L’Époque anti-autoritaire

Nous vivons dans une époque où il n’y a pas un grand respect pour l’autorité. Bien sûr, ceux qui ont l’autorité s’attendent à une compliance de la part de ceux qui se trouvent sous leur pouvoir. Mais pour la plupart des gens, incluant bien des chrétiens évangéliques, la liberté personnelle est une vertu qui est poursuivie avidement. Il est donc difficile, de nos jours, pour bien des personnes de se soumettre aux demandes de ceux qui se trouvent en autorité.

Si le fait de se soumettre à un individu est considéré comme étant une vertu marginale (ou même pas une vertu), l’idée d’une autorité religieuse à laquelle il faut obéir, est encore plus difficile à avaler pour bien de nos contemporains. C’est spécialement vrai quand l’autorité religieuse est le livre de cette religion. Si on croit, par exemple, que la Bible est simplement un livre humain écrit il y a longtemps, alors il est facile de l’ignorer comme étant un livre avec peu de relevance ou de valeur de nos jours. La Bible présente une philosophie de vie, et touche sur des questions que chaque personne doit considérer, mais comment peut-elle prescrire ce que nous devrions penser et faire quand elle a été écrite dans des temps et des circonstances si différentes des nôtres?

Les Écritures seul

Toutefois, ceux qui sont engagés envers  l’inspiration divine et l’inerrance des Écritures, comprennent que si la Bible est vraiment la Parole de Dieu, alors elle doit être le livre qui nous guide pour vivre en relation avec Dieu et avec les autres.

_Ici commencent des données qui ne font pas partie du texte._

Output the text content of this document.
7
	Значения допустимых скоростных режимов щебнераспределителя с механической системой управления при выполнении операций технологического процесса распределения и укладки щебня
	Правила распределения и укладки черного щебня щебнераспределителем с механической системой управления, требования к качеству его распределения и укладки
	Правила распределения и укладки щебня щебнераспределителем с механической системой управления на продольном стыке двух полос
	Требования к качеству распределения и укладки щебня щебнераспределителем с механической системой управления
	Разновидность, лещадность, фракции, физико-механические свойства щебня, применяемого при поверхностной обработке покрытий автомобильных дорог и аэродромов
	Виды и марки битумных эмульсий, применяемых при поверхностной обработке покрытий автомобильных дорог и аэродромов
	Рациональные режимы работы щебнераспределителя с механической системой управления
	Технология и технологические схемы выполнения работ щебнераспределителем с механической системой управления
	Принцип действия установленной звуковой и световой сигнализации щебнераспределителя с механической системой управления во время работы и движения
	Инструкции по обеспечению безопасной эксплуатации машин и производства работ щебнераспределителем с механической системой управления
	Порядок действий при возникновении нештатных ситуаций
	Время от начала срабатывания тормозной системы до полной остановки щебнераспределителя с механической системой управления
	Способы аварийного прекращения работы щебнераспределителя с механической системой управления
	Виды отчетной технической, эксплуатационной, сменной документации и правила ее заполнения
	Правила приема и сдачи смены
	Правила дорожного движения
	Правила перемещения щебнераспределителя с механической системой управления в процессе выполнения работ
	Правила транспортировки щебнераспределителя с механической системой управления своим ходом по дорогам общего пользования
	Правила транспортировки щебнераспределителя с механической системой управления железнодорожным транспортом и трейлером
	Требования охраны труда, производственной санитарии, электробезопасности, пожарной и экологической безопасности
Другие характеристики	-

À travers les siècles de l’histoire de l’Église, l’Église chrétienne a affirmé que les Écritures sont la parole de Dieu, ayant son autorité, même si l’attention et l’obéissance à son enseignement n’ont pas toujours accompagné leur affirmation de son autorité. En effet, le désaccord que les Réformateurs ont eu avec le Catholicisme Romain concernait, au moins en partie, la question  de qui, et quelle chose, devrait être l’autorité ultime pour les chrétiens dans les questions concernant Dieu et notre relation individuelle et collective (en tant qu’Église) avec lui. 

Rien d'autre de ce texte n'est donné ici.